[MUD-Dev] banning the sale of items

Par Winzell zell at alyx.com
Sun Apr 16 12:26:21 CEST 2000


Matthew Mihaly writes:
 > On Wed, 12 Apr 2000, Ryan Palacio wrote:
 > 
 > > By a large number of people, it is considered unethical and detracting
 > > from the game.  The use of OOC resources to affect in-game experiences
 > > pits people vs people.  Some people do not have the funds to acquire 
 > > objects that others do if this was implemented.  To these same people,
 > > the environment is an RPG, and therefore mutually exclusive of RL.
 > > This leads to the perception that the RPG environment and game _should_
 > > be a level playing field devoid of RL influence.
 > 
 > Unethical, unschmethical. A lot of people consider it unethical to charge
 > for muds. So what. They are a fairly poor customer base, as they're cheap. 
 > 
 > If the RPG environment and game should be a level playing field devoid of
 > RL influence, then why has Verant set up its game so that your success in
 > it is dominated by an RL factor: time. Time is a resource, and it is
 > one that must be spent to play Everquest. However, because of bandwidth
 > concerns, player time has negative value to you. You don't WANT them to
 > spend that resource on EQ if you can help it.

I do not think the purist approach to keeping the RPG experience free of
RL influences necessarily creates a better game. Nor should you shy away
from RL/RPG fund transfers because there are people who feel it unethical.

However, you should be careful with it because as with many ethical points, 
it may be the concentrated, intuitive expression of a complex brew of very
rational and real reasoning.

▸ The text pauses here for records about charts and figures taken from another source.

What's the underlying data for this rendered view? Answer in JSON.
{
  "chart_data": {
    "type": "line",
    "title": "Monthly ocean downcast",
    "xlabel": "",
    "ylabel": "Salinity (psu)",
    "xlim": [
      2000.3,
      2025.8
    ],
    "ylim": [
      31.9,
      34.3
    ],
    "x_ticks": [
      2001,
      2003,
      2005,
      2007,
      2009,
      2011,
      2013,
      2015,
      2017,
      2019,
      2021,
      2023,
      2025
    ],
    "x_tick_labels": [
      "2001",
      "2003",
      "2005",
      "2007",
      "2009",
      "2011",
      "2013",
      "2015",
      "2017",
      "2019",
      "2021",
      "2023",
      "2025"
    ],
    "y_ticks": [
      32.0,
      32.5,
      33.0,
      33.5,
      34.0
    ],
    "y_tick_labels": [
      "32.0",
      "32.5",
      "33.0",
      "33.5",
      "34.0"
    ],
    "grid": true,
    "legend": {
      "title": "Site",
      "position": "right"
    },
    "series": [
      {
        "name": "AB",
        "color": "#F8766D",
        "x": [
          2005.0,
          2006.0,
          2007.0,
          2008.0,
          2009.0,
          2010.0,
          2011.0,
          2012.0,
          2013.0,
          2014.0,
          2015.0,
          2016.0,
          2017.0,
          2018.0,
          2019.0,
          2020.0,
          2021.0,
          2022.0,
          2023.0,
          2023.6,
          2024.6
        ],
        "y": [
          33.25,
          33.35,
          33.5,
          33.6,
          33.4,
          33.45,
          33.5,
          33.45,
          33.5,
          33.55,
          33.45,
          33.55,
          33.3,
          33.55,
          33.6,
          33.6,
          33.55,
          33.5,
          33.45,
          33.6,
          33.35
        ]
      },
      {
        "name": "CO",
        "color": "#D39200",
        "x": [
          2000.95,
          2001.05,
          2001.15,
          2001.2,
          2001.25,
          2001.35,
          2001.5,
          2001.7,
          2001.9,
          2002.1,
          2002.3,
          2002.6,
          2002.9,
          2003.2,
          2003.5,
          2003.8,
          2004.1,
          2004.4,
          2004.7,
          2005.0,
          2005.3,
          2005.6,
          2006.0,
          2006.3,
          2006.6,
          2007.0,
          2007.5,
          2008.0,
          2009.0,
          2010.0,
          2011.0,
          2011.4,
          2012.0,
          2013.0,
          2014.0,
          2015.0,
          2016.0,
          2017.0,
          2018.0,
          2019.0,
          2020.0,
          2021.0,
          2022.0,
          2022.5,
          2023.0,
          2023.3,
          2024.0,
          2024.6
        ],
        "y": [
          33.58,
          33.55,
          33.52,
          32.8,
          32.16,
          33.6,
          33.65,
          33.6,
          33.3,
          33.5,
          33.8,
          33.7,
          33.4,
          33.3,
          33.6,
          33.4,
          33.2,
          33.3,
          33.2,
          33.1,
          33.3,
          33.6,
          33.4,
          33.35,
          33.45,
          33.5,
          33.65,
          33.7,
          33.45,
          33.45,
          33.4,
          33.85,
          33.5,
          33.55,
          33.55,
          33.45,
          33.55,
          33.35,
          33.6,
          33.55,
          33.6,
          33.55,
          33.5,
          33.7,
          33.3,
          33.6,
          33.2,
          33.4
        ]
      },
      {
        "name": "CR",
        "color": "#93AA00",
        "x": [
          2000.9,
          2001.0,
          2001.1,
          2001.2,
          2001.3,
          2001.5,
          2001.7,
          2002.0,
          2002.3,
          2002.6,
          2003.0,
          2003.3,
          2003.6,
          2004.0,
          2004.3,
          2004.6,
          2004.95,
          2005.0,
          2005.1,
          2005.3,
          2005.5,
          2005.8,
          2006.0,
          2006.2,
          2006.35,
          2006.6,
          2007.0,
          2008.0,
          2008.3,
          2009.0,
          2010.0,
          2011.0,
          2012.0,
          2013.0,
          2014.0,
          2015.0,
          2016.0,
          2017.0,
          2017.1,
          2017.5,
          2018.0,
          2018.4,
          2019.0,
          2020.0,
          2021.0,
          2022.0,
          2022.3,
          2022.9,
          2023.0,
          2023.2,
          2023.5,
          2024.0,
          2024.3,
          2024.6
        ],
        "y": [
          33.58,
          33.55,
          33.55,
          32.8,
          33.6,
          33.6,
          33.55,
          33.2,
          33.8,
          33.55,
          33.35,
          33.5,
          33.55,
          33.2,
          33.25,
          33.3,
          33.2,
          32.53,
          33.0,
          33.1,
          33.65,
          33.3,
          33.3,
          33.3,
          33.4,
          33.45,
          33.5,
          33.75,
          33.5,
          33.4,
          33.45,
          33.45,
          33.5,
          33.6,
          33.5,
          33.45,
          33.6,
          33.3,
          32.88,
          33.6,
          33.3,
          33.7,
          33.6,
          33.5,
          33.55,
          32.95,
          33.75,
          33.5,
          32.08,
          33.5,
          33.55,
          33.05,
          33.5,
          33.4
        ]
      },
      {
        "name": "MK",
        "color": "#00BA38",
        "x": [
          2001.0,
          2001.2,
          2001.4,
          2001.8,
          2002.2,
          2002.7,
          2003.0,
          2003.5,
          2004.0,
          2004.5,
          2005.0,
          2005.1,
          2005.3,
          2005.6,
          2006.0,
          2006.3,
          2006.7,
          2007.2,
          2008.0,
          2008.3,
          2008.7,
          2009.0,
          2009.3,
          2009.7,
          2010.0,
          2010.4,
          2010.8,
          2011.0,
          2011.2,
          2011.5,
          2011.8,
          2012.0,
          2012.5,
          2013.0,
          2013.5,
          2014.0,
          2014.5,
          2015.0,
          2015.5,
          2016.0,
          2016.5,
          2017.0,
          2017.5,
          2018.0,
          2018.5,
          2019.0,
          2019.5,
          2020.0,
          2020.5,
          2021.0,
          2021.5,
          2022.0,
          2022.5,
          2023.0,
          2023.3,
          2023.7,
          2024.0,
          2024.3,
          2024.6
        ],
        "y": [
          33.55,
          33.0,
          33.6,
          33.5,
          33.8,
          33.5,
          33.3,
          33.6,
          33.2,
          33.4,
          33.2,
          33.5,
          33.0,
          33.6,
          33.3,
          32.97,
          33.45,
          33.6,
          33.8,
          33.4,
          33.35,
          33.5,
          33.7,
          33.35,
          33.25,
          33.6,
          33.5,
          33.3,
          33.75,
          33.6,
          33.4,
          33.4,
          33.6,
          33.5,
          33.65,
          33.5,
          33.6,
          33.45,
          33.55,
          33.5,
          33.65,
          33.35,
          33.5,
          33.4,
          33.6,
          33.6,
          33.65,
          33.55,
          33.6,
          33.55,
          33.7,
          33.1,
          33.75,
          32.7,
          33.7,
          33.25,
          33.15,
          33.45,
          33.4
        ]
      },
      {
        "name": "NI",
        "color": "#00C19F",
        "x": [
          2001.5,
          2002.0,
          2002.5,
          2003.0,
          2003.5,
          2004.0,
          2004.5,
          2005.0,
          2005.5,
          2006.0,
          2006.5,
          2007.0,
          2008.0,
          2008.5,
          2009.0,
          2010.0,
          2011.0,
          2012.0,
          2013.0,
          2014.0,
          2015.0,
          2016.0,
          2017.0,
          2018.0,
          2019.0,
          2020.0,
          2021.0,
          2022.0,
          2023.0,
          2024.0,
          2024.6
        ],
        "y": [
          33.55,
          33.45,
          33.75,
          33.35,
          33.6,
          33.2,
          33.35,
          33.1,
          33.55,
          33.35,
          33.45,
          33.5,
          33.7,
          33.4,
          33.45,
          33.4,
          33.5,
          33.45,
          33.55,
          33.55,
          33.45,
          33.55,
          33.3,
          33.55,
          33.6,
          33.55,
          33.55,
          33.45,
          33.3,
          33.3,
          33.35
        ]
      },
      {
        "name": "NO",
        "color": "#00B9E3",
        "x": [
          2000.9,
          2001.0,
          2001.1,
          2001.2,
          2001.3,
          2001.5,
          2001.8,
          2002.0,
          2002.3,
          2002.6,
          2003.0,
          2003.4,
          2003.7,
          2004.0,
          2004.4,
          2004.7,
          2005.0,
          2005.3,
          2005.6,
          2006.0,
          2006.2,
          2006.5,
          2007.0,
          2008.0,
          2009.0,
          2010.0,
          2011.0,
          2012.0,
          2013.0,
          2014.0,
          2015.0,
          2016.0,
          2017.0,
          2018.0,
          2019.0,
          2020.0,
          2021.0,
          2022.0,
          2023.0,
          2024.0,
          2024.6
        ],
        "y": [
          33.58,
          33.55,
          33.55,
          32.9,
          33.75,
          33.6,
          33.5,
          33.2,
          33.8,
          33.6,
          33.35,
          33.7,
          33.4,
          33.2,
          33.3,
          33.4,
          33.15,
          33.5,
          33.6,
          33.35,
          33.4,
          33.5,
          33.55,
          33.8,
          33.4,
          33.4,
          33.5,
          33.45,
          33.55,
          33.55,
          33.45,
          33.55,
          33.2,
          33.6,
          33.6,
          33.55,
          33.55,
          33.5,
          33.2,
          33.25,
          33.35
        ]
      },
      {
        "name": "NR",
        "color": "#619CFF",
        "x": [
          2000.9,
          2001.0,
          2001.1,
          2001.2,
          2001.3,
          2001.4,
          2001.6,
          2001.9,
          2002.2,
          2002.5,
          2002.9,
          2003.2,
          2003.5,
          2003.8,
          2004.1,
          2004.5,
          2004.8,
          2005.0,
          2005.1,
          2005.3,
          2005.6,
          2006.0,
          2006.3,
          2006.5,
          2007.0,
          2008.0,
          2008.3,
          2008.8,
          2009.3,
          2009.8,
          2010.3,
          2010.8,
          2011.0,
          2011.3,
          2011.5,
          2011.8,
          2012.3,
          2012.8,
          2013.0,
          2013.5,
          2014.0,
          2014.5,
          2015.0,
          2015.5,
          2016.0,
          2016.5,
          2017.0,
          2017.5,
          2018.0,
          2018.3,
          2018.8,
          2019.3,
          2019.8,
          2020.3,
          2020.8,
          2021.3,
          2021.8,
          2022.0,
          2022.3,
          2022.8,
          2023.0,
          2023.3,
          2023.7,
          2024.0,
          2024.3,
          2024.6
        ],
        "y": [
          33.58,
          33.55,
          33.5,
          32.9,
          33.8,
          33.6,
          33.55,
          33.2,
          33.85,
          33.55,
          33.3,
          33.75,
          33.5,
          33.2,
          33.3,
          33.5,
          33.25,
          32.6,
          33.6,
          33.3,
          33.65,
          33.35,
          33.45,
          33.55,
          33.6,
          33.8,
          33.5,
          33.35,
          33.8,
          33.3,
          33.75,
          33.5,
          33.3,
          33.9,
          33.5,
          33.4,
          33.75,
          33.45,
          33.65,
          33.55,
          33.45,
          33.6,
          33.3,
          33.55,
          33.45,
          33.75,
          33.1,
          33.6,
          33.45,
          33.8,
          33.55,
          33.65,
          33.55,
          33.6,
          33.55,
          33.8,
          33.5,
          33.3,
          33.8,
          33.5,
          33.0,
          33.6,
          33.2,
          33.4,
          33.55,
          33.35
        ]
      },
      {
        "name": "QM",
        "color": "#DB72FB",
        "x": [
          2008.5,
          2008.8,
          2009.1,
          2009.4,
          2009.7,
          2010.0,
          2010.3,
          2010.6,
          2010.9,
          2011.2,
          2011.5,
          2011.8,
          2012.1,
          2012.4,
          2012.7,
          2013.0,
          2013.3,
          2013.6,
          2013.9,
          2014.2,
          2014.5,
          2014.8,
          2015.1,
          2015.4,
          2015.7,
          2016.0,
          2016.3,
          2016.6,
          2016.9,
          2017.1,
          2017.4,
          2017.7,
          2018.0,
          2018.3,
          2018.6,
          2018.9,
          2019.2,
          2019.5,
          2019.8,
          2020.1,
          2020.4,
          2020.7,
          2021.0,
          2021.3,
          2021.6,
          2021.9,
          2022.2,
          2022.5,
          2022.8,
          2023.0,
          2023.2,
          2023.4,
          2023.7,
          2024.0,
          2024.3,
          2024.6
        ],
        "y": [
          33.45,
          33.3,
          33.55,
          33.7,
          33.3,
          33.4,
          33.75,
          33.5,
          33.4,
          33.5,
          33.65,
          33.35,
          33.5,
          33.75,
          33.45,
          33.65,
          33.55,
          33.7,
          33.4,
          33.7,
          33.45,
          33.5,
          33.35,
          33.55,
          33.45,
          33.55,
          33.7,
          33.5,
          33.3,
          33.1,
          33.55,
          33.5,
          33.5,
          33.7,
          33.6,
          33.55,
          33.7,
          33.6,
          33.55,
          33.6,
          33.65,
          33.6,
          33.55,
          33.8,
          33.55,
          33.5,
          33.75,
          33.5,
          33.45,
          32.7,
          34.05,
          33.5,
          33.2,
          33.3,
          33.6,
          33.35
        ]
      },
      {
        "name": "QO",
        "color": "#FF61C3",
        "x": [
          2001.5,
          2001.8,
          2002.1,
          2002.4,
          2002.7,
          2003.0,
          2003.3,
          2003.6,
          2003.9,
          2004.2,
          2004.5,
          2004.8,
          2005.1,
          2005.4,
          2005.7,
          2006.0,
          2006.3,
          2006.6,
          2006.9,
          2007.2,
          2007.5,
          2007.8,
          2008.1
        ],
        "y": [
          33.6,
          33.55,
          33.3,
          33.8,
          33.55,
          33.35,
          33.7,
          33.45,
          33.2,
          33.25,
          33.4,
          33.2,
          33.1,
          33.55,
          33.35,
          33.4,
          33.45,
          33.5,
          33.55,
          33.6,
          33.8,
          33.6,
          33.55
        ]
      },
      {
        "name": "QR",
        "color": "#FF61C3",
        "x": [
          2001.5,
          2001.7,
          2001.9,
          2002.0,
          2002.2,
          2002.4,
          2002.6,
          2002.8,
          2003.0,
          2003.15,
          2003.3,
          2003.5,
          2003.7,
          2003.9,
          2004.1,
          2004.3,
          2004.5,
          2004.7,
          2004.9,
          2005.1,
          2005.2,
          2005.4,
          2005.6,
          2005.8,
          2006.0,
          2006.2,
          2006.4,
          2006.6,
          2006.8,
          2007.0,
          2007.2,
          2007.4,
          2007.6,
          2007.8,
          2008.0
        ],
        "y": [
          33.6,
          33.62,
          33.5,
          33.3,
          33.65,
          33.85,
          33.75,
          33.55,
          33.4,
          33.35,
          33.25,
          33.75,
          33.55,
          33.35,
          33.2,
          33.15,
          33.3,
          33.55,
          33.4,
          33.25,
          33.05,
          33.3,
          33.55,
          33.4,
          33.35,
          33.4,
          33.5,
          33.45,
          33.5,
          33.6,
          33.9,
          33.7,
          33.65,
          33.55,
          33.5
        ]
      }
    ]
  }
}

Trying to untangle those reasons does not make
it more or less true, but possibly it might help navigate -- to see when
and where you can sell what with impunity.

Money and time are both RL resources and yes, they are interchangable to
some degree. The difference is that money buys convenience, and there is
something about convenience that is diametrically opposite of epic. There
is a superb article I read recently about how reality is losing gravity;

	http://www.twq.com/winter00/231Borgmann.pdf

(I can recommend the Washington Quarterly in general, a splendid read).

Muds _must_ be inconvenient to be fun, to have any purpose. Being a couch
potato in the 14th century is not much more exciting than being one here
and now. People escape into fantasy realities to find simpler hierarchies
and general power structures -- where with a substantial but surmountable
amount of effort you can climb; gain might and the respect of your peers.

Even while addicted to the bourgeois urge, people crave true values that
cannot be bought -- personal character gained through hardships, perhaps,
or hereditary nobility. This last one, nobility, is interesting because it
is at the same time terribly exclusive but also granted pragmatically when
necessary; perhaps even sold. Values are kept intact here simply by having
the old guard utterly dismissive of the new.

And that may be the line a Mud has to walk... as long as the dilution of
the respect network never exceeds some difficult-to-pin-down amount, you
are safe. In other words, play it by ear as you do now.